On home turf, “Rowdy” finished fourth at the first 1.5-mile oval of the year in Las Vegas and then scored the win at the next mile-and-a-half at Texas. But his last two runs on this type of track have ended in calamity; a crash with Joey Logano relegated him to a 38th-place finish at Kansas and in last month’s Coca-Cola 600 at Charlotte, Busch’s engine let go, saddling him with another 38th-place result.
However, Kentucky Speedway represents a great opportunity for him to reach another peak on the mile-and-a-halves. He won the inaugural Cup race there in 2011 and led 118 laps in last year’s Quaker State 400 before finishing 10th. He’s also won at Kentucky in the Nationwide and Camping World Truck Series, as well as the lower-level ARCA stock car series.
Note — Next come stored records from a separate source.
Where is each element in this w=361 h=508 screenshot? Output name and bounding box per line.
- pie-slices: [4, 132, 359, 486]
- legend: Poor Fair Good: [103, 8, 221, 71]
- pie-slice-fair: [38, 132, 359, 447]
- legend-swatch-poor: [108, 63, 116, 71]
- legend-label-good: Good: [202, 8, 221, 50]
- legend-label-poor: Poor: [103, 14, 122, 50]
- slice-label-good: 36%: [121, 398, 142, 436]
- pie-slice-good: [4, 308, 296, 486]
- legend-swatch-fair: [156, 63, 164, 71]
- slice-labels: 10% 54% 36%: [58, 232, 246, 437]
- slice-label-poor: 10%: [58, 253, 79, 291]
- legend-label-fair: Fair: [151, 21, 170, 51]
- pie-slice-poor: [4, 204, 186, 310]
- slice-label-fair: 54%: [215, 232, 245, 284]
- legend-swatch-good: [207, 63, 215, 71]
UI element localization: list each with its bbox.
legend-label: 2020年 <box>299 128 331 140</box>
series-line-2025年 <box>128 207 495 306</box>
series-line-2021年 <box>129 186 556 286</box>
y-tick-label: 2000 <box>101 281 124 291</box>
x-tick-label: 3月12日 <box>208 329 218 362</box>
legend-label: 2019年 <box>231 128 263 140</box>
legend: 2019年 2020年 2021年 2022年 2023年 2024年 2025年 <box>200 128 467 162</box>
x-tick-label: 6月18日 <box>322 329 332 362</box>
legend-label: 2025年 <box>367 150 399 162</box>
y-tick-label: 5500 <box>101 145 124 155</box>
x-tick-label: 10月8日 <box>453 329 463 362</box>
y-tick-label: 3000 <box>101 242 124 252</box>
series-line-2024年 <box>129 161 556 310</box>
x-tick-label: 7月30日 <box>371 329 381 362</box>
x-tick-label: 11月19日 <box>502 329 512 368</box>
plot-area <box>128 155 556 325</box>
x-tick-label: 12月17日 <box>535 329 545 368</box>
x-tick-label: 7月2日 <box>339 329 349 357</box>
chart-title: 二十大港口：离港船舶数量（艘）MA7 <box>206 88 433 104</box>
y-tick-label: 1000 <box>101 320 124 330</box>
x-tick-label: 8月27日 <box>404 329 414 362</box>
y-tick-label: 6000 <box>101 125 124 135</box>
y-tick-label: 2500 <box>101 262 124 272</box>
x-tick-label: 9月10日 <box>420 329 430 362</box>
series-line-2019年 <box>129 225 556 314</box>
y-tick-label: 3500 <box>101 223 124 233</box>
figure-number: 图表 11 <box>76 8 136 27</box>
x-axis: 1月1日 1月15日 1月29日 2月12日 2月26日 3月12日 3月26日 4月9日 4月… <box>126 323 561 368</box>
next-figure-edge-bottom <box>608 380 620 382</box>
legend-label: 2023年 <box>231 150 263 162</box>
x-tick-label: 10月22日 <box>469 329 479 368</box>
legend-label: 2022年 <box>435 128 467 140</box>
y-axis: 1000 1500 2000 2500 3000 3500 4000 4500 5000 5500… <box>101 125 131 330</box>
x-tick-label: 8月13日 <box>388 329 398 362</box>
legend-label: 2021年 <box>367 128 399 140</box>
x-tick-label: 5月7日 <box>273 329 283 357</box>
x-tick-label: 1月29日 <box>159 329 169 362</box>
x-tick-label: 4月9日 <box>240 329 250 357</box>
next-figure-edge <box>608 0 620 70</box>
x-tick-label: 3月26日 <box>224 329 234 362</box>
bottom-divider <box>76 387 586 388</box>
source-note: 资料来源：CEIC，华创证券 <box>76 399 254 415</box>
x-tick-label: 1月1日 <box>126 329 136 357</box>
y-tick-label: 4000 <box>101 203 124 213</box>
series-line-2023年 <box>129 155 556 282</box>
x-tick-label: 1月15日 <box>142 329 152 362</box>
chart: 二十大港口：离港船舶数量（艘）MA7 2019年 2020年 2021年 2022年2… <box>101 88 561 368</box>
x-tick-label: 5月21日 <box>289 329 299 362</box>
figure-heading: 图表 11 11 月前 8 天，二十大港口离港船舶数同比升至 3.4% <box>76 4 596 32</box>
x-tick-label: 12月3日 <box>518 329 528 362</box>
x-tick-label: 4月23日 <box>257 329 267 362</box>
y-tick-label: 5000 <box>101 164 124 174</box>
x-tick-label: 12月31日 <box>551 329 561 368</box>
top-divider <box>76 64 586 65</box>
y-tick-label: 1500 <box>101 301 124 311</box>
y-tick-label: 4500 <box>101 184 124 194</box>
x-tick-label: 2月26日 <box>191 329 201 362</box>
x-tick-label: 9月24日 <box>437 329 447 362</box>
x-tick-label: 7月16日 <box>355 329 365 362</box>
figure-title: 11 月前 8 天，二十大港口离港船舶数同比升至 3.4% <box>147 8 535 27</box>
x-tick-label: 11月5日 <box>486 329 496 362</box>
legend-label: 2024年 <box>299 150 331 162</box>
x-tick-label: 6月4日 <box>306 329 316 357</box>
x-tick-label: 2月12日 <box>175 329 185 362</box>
“I like running here at Kentucky – why I run well here, I don’t know,” he said on Thursday. “It’s an interesting race track and it’s certainly challenging and tough, and it brings out the better drivers…You have to have a good-handling race car around here on the bumps, but you can detune the speed of your race car to get over the bumps better and slow your car down, which is not very good.
“You have to find the happy medium of that and I think [crew chief] Dave Rogers does a really good job of being able to help me with that as well as just being able to keep the speed in the car.”
Busch’s crew chief has his own winning pedigree at Kentucky as well. Rogers called Joey Logano’s 2008 and 2009 Nationwide victories there when the young driver was still with Joe Gibbs Racing; the former victory was Logano’s first triumph in NASCAR’s No. 2 series.
Tonight’s race will mark the end of a tripleheader weekend at Kentucky for Busch, who finished fifth in last night’s NNS race and third in Thursday night’s Truck event.